Pasajes fugaces de todo tipo, alegres, tristes...
Llega un punto en que te acostumbras, no le das mayor importancia, aprendes a sacar lo bueno de ello y a no dejar que afecte en nada.
Pero soñarte, soñarte me mata.
Soñarte es como lanzar un pedacito de los escombros que dejaste al vacio, en una caida infinita hacia ninguna parte.
Aunque te sueñe bien, duele en el pecho, aunque me sepa dulce en los labios revuelve el estomago al caer.
Me hundo una vez mas, regreso a algun punto en el que no soy persona, porque fuimos uno...
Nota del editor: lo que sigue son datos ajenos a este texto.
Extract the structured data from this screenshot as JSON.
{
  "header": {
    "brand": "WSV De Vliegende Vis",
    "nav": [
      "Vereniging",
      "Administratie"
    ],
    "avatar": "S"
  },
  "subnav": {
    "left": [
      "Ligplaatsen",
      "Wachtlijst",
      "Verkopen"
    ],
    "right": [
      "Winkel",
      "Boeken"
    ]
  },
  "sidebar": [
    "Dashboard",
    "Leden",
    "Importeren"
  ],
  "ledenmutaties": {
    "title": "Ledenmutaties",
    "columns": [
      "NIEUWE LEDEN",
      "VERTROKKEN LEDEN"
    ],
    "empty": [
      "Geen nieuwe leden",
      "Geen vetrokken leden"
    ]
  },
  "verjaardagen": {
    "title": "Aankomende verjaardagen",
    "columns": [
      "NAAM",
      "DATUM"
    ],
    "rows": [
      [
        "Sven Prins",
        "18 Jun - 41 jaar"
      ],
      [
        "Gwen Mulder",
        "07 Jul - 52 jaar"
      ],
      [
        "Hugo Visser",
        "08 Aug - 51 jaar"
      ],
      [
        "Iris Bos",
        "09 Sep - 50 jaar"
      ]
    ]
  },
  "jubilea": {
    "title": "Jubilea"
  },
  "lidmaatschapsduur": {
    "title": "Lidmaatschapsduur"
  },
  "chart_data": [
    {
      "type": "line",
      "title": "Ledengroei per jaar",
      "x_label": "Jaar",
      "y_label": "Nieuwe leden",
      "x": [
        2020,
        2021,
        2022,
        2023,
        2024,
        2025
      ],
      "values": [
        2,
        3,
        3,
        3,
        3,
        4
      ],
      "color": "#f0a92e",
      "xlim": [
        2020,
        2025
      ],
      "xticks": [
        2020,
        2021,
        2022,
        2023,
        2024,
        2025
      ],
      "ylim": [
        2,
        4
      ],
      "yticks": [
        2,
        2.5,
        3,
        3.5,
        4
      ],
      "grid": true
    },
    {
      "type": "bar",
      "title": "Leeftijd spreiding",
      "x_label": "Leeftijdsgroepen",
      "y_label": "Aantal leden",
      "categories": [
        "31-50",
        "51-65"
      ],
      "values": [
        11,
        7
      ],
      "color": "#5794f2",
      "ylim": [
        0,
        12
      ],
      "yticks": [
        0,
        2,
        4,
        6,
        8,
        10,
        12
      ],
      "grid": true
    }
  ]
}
Me invaden todos los fantasmas que una vez alimente y vuelven todas las preguntas sin respuesta.
Puedo dar vueltas y vueltas en una cama vacia, volviendo una y otra vez a la tortura, por ansiar alguna clave, que me calme, que me mate.
Y despues no soy mas que un trapo viejo, usado para limpiar conciencias y tirado en la cuneta.
Se que he sido mal, un mal interno, un veneno lento y silencioso que solo pretendia seguir fluyendo.
Intente de veras echarle sal, cambiar el veneno por salsa y consegui un veneno dulzon, pero por algo se empieza.
Luche conmigo mismo y con mi ejercito de miedos y fantasmas, perdi demasiadas batallas, pero con cada pequeña victoria conseguia sonreir, incluso recupere las ganas de ser feliz, de reirme del mundo.
Pero una lucha en solitario...
En ese punto me ataron a mi farola, me dieron palmaditas en el lomo y senti un adios.
El mayor dolor que puedan inflingirme lo recibi alli. Sin golpes, sin palabras.
Alli se acabo nuestro:
Tu, Yo y el mundo.
Las cadenas que te atan cuando lo que eres lo tienes que enterrar en lo mas profundo son tan pesadas que puedes gastar toda una vida entera en arrastrarlas.